THE PROBLEM OF how best to bring about economic, educational and political progress in the underdeveloped nations is certainly one of the major challenges of our time. For this reason, it is particularly discouraging that the great body of our college graduates (who mould the public opinion of this country) have been content to follow the lead of publications such as the New York Times and adopt a simplistic and essentially thoughtless attitude toward what will perhaps be remembered as the Gordian Knot of the Twentieth Century.

If you ask the average modern Liberal intellectual what sort of economic system he considers best suited to the “emerging”1 nations, nine times out of ten you will receive almost exactly the same cliche in reply: “For the advanced nations, I am all in favor of free enterprise (under adequate safeguards, of course) but I think that some form of socialism is necessary for the developing countries—at least until they develop sufficient thrust to pass the ‘take-off stage’.”2 The results of such little polls would not be especially noteworthy were it not for the fact that most of the available economic data point in precisely the opposite direction.3

It is a rather alarming commentary on the state of public discussion in America (and on our intellectual community in general) that almost all of the talking and writing done on the subject of foreign aid each year is uninformed and emotional. This, of course, is an indictment not of one party only, but of both sides of the case. The Liberals as a rule dismiss all critics of foreign aid as reactionary, anti-humanitarian and isolationist; the Conservatives, on the other hand, too often attack foreign aid as a general principle without pausing to ask what are the actual effects upon the United States and the receiving country of a particular program. In the light of this background then, I would like to discuss the operation of the Peace Corps and some other aspects of our foreign economic aid program in Latin America.

This past winter, I spent a month of my vacation touring three Latin American countries, stopping on the way to visit friends who are currently serving in the Peace Corps.4 My impression of this much-publicized organization, based on the Volunteers I have met in the United States as well as in Latin America, is that it does not attract into its ranks the very highest level of college graduates; with a few exceptions it attracts the solid, competent, intelligent, second-level type. There are good and obvious reasons why this should be so. Most really first-rate students simply can not spare two years for this kind of work; they are committed to long stretches of graduate study interrupted, in most cases, by the Armed Services. There are, however, notable exceptions. Some of the Volunteers I met will certainly be leaders in their fields; but, as in most government agencies, these are few and far between. Tocqueville’s comment that the most able Americans, as a rule, avoid public service is as true in 1963 as it was in 1830.

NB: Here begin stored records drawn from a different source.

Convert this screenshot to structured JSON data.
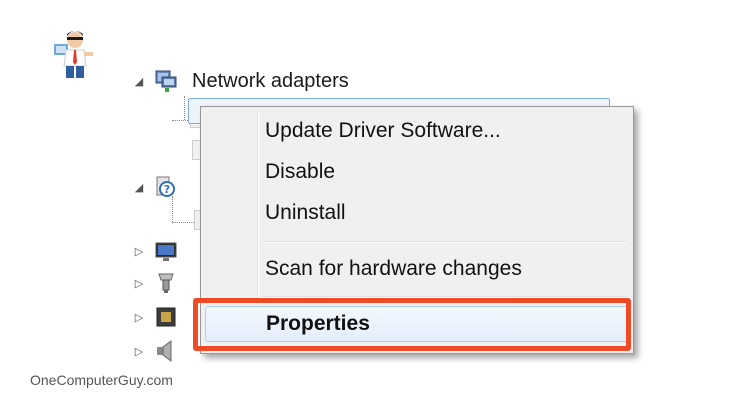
{
  "watermark": {
    "site": "OneComputerGuy.com",
    "logo_icon": "person-with-tie-logo"
  },
  "device_tree": {
    "network_adapters_label": "Network adapters",
    "expanded_glyph": "◢",
    "collapsed_glyph": "▷"
  },
  "context_menu": {
    "items": [
      {
        "label": "Update Driver Software..."
      },
      {
        "label": "Disable"
      },
      {
        "label": "Uninstall"
      },
      {
        "label": "Scan for hardware changes"
      },
      {
        "label": "Properties"
      }
    ],
    "highlighted_item": "Properties",
    "highlight_color": "#ef4b26"
  }
}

Most of the Volunteers I met had no strong political convictions; the great majority fitted in unobtrusively with the American consensus. The beatnik types are clearly a small minority in the Corps. The hardships of the two-month training period, I was told, weeded out the few of them who did apply. At one Peace Corps “boot camp” I visited, the training was indeed rigorous in the physical and busy-work sense; anyone who completed it had more than his share of conscientiousness and endurance. These are the two qualities the Corps is most interested in and it is for this reason that only a few Volunteers have returned to this country prematurely. On the other hand, the training program can not be said to be intellectually demanding and it is primarily for this reason that Harvard University has declined to have anything more to do with it. What is demanded is staying-power, including the capacity to sit through twelve hours a day of classes which, in many cases, are boring and trivial.

The Peace Corps now consists of over 5,000 persons and it is still growing rapidly. It is not at all surprising, therefore, that such an organization should have faults, but it is surprising that it has managed to do so effective a job with so little money under such adverse conditions and in so short a time. That it has been able to do so is largely due to the quality of the Volunteers themselves, almost all of whom do more than their jobs require. Despite a generally favorable press, however, and the support of most politicians, strong criticism of the Corps is still to be heard, most of it centering around two main points.

Some conservatives have taken pains to point out that the Peace Corps Volunteers are inadequately trained in methods of combatting Communism. Since it is highly unlikely, however, that a recent college graduate could be trained to be an effective anti-Communist agent in less than a year, it would seem that the return would not be worth the investment. Under existing circumstances all that can be reasonably expected of the Volunteers is that they be able to explain with some clarity,5 whenever it seems appropriate, why they prefer democracy6 to totalitarianism.

A complaint frequently heard from classical Liberals is that the Peace Corps, for all its good intentions, teaches young people to rely unduly upon government as a panacea. This would be a damning charge if it were true, but I don’t believe that it is. It certainly cannot be denied that all Peace Corps Volunteers are employees of the United States government; the important point, however, is that in almost all countries they have been assigned jobs which have traditionally been under government direction. Unlike other parts of the foreign aid program, the Peace Corps has caused almost no displacement of private enterprise. For instance, well over half of all Peace Corpsmen are teachers, who are, in underdeveloped countries as in the United States, largely government employees.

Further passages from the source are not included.